Explain the difference between qualitative and quantitative data types with examples.
Qualitative: Categories (e.g., gender). Quantitative: Numbers (e.g., height).
What is the role of a bar chart, and how is it constructed according to the document?
Role: Compare frequencies. Construction: Categories on x-axis, frequencies on y-axis, bars with gaps.
Describe how a pie chart represents data and what condition must its segments satisfy?
Pie chart shows proportions as slices. Condition: Slices total 100%
What is a histogram, and how does it differ from a bar chart in displaying data?
Histogram shows frequency of continuous data with no gaps. Bar chart has gaps for discrete categories.
What does a boxplot visually represent, and what are its key components?
Boxplot shows spread and outliers. Components: Box (IQR), median line, whiskers, outliers.
Define outliers in a dataset, and explain why they are significant in data analysis.
Outliers are extreme values. Significant because they can signal errors or special cases.
What is the interquartile range (IQR), and how is it used to detect outliers?
QR is Q3 - Q1. Outliers are below Q1 - 1.5 × IQR or above Q3 + 1.5 × IQR.
What are measures of central tendency, and list the three types mentioned in the document?
Central tendency shows the dataset’s center. Types: Mean, median, mode.

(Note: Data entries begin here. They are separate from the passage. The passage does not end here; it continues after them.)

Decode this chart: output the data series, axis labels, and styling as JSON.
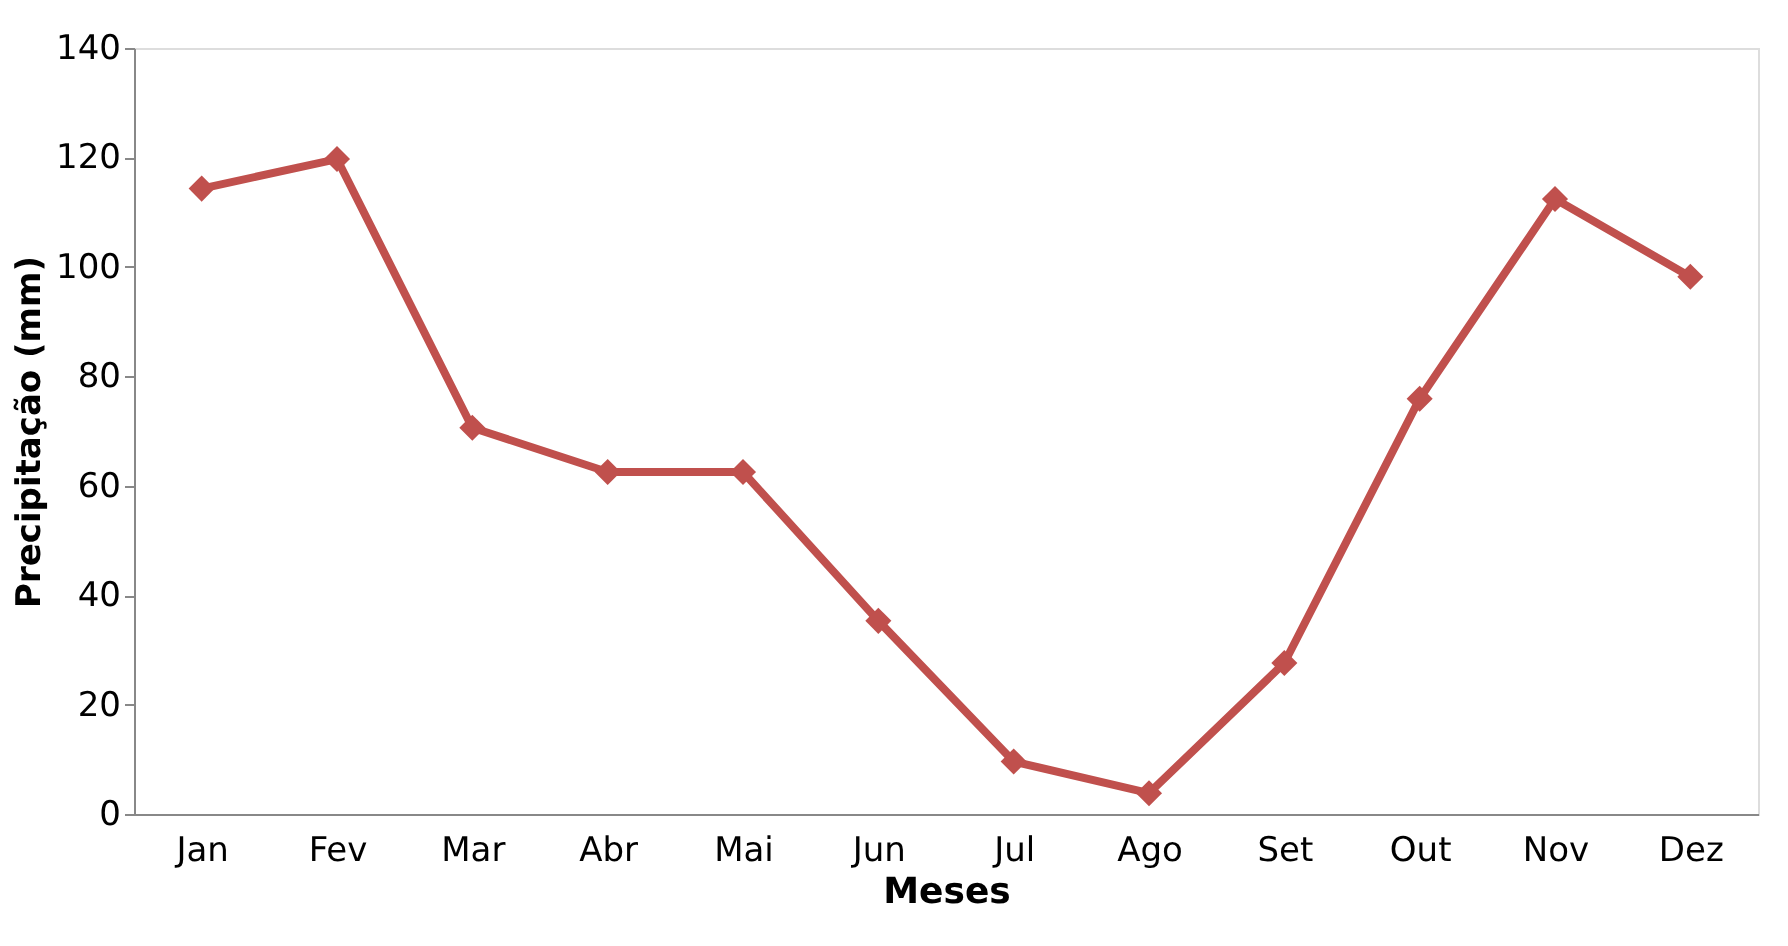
{
  "chart_data": {
    "type": "line",
    "xlabel": "Meses",
    "ylabel": "Precipitação (mm)",
    "categories": [
      "Jan",
      "Fev",
      "Mar",
      "Abr",
      "Mai",
      "Jun",
      "Jul",
      "Ago",
      "Set",
      "Out",
      "Nov",
      "Dez"
    ],
    "series": [
      {
        "color": "#c0504d",
        "values": [
          114.3,
          119.7,
          70.6,
          62.5,
          62.5,
          35.3,
          9.6,
          3.8,
          27.6,
          75.9,
          112.4,
          98.2
        ]
      }
    ],
    "ylim": [
      0,
      140
    ],
    "yticks": [
      0,
      20,
      40,
      60,
      80,
      100,
      120,
      140
    ],
    "grid": false,
    "legend": false,
    "marker": "diamond",
    "line_style": "solid"
  }
}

What are measures of dispersion, and why are they important in describing data?
Dispersion measures spread (e.g., IQR). Important to show data variability.
Explain the concept of covariance and how it relates to the relationship between two variables.
Covariance shows if two variables move together (positive or negative).
What are the ground rules for engaging in a statistics session as outlined in the document, and how do they facilitate learning?
Rules: Be curious, ask questions, practice, collaborate. They encourage active learning.
What is correlation, and how does it differ from covariance in terms of interpretation?
Correlation measures relationship strength (-1 to 1). Covariance isn’t standardized, so it’s less interpretable.
Why is it important to understand both the spread and central tendency of a dataset?
Central tendency gives the average; spread shows how varied the data is—both are needed for a full picture.